Rather than blaming the stripe-bellied Aedes aegypti mosquito that spreads the ailment, many cariocas, as Rio residents are known, are lashing out at what they call a confused and belated government response. Critics say officials were slow to fumigate and take other action during the Southern Hemisphere’s summer, when heavy rains created optimum mosquito breeding grounds.

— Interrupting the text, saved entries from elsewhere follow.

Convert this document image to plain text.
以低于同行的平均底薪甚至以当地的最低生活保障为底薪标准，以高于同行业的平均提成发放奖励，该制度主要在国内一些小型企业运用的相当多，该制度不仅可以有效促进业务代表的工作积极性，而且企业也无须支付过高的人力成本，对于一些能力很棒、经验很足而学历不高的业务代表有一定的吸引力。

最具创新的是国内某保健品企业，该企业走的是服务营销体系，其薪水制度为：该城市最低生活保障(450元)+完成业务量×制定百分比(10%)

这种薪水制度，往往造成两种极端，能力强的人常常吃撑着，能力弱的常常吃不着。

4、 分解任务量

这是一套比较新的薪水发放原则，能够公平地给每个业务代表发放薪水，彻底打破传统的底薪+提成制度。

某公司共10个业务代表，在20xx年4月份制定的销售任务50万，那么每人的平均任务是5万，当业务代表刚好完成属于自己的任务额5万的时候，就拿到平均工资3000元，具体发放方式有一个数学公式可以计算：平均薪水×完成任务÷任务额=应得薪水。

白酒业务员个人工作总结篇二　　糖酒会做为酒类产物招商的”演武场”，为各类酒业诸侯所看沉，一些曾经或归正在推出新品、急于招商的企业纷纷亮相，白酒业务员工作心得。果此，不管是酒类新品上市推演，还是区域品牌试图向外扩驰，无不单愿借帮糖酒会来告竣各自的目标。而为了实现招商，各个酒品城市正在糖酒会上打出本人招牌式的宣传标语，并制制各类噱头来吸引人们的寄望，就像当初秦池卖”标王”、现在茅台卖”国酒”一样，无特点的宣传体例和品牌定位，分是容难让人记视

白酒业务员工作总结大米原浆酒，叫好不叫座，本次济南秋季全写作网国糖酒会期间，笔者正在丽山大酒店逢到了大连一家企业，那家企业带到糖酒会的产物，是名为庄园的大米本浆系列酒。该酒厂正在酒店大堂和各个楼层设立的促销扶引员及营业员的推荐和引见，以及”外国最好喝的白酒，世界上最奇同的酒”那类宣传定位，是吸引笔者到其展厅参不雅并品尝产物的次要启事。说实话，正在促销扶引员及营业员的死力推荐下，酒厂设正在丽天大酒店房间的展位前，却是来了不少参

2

With the number of cases soaring and clinics overwhelmed, officials this month belatedly directed more than 1,000 soldiers to join firefighters, volunteers and others patrolling streets and inspecting tens of thousands of homes in a much-publicized anti-dengue offensive. The teams fumigate and destroy stands of still water where mosquitoes breed.

The dengue epidemic, like the gunbattles pitting police against traffickers in the city’s slums, or favelas, has become a nasty blemish on Rio’s glamorous image. Some accuse the government of trying to keep a lid on dengue to avoid scaring off tourists.

There have been scattered reports of reduced hotel occupancy rates, but no mass cancellations. Indeed, life continues at a hedonistic pace along chic beachfronts such as Copacabana and Ipanema. Few signs warn visitors of the dengue threat at major hotels, the international airport or at approaches to tourist icons such as Corcovado and Pao de Acucar (Sugar Loaf) mountains.

But word is out. The U.S. and other embassies have advised visitors to take precautions, such as wearing long-sleeved shirts and avoiding short pants.

Dengue fever, a viral disease transmitted by infected mosquitoes, is a flulike ailment that causes headaches and elevated temperatures but is usually not fatal. However, physicians worry that a more deadly variant may be spreading here and in neighboring Paraguay, which also faces a dengue crisis.

There is no vaccine for dengue. Treatment usually involves rest and increased intake of fluids.